Institutional review and the midterm test

Rather than endorsing a rushed or irreversible transfer of the Fund to another institutional owner, the EIC Board called for a proper assessment to inform the Horizon Europe midterm review in 2024. The options to be assessed include continued Commission ownership, transfer to the European Investment Bank or establishment of a Union agency. The Board asked that any transfer include clauses that allow reversal or adaptation if the midterm review recommends a different path.

The Board argued that the EIC is a policy innovation itself and should be allowed to operate as a testbed. Its experience during the Covid pandemic showed the EIC could deliver novel instruments quickly. That agility is something the Board said should be preserved rather than removed by institutional formalities.

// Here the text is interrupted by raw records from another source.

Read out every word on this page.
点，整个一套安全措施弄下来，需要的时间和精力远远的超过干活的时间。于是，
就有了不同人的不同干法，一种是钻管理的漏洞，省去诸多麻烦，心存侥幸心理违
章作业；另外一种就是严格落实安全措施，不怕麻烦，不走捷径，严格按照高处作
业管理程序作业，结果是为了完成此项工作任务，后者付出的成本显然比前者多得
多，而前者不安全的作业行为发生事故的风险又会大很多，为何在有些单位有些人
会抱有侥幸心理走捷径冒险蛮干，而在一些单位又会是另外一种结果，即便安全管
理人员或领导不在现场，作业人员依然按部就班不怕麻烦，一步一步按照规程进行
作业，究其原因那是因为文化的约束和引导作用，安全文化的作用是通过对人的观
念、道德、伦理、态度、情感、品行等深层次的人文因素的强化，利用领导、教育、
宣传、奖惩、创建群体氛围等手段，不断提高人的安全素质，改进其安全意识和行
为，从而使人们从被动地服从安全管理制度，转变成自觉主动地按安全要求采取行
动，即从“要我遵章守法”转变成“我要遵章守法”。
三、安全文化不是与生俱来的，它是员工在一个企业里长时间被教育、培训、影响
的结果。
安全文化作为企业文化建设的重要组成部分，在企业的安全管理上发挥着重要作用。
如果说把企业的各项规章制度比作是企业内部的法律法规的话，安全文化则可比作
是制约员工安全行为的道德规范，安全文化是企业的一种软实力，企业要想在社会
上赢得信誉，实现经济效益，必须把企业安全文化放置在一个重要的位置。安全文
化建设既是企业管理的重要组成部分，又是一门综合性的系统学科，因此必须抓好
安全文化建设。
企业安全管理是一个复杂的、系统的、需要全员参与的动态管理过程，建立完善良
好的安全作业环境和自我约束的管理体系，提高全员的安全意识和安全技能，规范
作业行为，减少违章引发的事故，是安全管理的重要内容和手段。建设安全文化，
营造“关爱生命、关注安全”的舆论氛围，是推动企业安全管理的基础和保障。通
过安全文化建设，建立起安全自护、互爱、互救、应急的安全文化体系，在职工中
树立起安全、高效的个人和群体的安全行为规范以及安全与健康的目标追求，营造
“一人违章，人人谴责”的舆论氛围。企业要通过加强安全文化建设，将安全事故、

A cautious and practical closing note

The EIC Board took a constructive tone. It said it had engaged with Commission services and established a working group on the Fund. It reiterated its willingness to advise. However the Board was clear that continued delays are unacceptable and that political interventions which withhold accelerator budgets as a disciplinary device are counterproductive in the Board's view. Instead the Board wants the Commission and the implementing actors to restore market oriented decision making, control avoidable fees, and deliver on the EIC's promise to be Europe’s leading early stage deep tech investor.

Why this matters for Europe:The EIC was designed to address structural gaps in Europe’s innovation finance ecosystem. If it fails to deliver timely capital, Europe risks losing startups or having them scale more slowly, while competing jurisdictions ramp up industrial technology support. The Board’s recommendations aim to rescue the EIC’s market credibility while preserving the space for a calm, evidence driven institutional review.